Até porque quem paga pelos efeitos de “medidas incendiárias”, diz o PCP, são os trabalhadores e o povo, afetados pelo aumento de preços e do custo de vida que beneficia “o grande capital”. E a solidariedade do partido, concretizou o deputado, é com todas as vítimas — incluindo as que se começaram a registar há nove anos em território ucraniano.

A intervenção não colheria apoios fora da bancada do PCP, apesar de também o Bloco ter criticado o Governo português e a UE por “seguirem o caminho das armas”. Mas só os comunistas mereciam um reparo direto do Executivo: o ministro dos Negócios Estrangeiros, João Gomes Cravinho, fez questão de elogiar trechos das intervenções de todas as bancadas (mesmo com ressalvas sobre as críticas bloquistas à UE) antes de se referir à “caricata” posição comunista.

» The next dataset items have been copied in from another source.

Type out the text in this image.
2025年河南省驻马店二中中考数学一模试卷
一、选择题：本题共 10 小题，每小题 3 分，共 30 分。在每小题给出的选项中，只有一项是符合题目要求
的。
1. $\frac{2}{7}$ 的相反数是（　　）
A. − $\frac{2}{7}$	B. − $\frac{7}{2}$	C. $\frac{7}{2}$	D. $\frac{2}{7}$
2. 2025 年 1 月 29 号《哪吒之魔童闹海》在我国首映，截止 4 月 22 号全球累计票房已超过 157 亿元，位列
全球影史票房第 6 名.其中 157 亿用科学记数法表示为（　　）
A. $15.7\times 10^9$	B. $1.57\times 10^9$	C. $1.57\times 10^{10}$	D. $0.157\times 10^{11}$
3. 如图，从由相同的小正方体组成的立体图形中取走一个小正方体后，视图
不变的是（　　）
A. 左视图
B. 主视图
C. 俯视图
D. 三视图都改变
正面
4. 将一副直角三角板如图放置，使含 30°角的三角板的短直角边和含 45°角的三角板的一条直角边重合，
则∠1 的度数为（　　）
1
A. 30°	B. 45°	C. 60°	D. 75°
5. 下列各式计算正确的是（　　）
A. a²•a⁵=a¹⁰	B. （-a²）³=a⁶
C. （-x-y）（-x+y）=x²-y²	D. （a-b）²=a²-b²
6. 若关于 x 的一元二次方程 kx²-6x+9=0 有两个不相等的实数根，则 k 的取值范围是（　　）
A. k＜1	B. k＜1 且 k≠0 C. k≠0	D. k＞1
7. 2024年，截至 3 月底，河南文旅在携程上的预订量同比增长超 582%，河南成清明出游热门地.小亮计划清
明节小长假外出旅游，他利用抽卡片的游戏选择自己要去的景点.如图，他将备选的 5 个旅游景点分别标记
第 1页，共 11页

“Temos fundamentais divergências. Esta recusa em olhar de frente é de facto lamentável. É tão absurdo como caricato que nesta análise o ataque de Putin afinal não seja um ataque ao direito internacional mas tão só uma conspiração capitalista para produzir lucros extraordinários”, atacou o ministro. E rematou: a posição “bizarra” do PCP apenas demonstra “como é profundamente minoritária a franja portuguesa que recusa solidariedade à Ucrânia”.